Yes, in a lot of ways its a simplified version of Civ 4, grossly simplified. But in order to incorporate it's giant leaps forward, it needed to be.
To judge Civ 5 against Civ 4 is ultimately pointless. Civ 5 is a new game, taking the series into unfamiliar territory and as such that exploration is going to have it's twists and turns.
Lets not forget that Civ has always aimed high when it comes to features and AI and while in some respects it's fallen short, it's nothing that's unfixable. But those aspects which require fixing aren't necessarily easy to fix.
1upt logic is hugely different from SOD logic, and I think it would be rather difficult for anyone with a straight face to argue that it's not, conceptually, a better move in terms of strategic play. It needs ironing out but it's hardly unfit for purpose, it's just not very good at present.

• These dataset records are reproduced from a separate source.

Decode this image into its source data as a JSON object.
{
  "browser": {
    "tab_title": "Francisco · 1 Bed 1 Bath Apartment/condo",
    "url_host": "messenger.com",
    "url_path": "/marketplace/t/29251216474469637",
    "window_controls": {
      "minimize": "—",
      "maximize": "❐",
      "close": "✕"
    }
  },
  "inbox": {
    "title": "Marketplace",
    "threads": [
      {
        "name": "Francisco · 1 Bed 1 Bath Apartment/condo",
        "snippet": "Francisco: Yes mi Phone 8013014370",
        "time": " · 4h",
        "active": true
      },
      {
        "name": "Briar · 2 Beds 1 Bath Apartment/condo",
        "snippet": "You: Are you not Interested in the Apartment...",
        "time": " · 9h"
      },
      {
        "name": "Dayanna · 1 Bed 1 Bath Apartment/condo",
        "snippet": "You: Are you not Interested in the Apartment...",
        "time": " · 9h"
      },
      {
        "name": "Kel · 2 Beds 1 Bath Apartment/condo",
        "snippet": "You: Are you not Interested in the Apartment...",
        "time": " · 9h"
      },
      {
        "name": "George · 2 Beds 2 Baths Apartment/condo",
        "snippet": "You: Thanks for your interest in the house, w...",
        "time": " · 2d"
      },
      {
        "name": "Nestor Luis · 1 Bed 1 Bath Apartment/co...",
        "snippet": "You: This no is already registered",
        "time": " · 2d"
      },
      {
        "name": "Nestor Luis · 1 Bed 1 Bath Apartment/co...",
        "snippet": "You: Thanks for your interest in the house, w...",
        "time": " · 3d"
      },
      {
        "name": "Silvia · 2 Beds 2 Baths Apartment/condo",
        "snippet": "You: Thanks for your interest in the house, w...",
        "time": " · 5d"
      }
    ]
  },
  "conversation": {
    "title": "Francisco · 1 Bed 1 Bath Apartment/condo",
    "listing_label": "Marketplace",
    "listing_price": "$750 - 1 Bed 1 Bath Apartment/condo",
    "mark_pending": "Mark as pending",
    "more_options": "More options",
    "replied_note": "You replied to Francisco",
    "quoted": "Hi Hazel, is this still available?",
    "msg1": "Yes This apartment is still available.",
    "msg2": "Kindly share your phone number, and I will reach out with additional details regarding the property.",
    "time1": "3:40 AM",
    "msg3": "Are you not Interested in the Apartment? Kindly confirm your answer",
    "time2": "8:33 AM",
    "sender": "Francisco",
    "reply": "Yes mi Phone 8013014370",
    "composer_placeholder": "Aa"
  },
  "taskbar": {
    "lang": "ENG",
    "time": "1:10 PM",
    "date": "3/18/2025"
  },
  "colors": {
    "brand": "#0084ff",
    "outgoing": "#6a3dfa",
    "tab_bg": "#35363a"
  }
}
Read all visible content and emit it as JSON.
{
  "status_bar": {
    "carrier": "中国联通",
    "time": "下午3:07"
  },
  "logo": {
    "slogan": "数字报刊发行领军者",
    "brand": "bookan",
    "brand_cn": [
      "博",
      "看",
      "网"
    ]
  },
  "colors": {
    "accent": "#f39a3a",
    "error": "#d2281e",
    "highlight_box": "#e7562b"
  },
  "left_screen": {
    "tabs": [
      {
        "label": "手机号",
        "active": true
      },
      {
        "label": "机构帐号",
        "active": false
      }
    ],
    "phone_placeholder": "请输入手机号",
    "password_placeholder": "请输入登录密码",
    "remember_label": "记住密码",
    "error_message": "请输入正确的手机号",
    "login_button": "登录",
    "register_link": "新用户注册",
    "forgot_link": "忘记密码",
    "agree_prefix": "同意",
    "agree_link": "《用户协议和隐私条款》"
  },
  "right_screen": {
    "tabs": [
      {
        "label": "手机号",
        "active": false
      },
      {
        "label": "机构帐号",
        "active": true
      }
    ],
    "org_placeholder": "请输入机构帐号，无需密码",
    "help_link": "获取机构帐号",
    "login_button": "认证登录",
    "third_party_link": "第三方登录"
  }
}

Civ 5 is not Civ 4. Too many of the complaints about Civ 5 on these boards utterly fail to recognise that.
Civ 4 wasn't the utopia that it's being made out to be. The AI would stack itself into unconquerability, the SDI was utterlty overpowered making modern warfare extremely difficult and you were forced to create seemingly limitless stacks of collateral damage units to achieve anything.
Science made very little sense as it was consitantly forcing you to balance your economy which could rapidly descend into madness if you had the audacity to expand too quickly and not with the immediate hit that Civ 5's global unhappiness restricts so you could be four or five turns after making an expansion error before your gold deficit decided to catch up. Religions, for all their ills, either crippled you or rendered you utterly OP in the early game before becoming virtually pointless in the industrial era.
The major difference between Civ 4 and Civ 5 is that we now expect Friaxis to immediately do something about it. But that's a shift in the game industry as a whole, where patching and hotfixing are commonplace whereas 5-6 years ago they were pretty much exclusive to MMOs.
Civ 5 is a massive improvement in a lot of ways. Even though it requires work, one can only hope that either an expansion or Civ 6 will bring the elements that work together and make Civ whole again.
But the sky, ladies and gentlemen, is not falling in and the grass was never as green as it's being made out to be.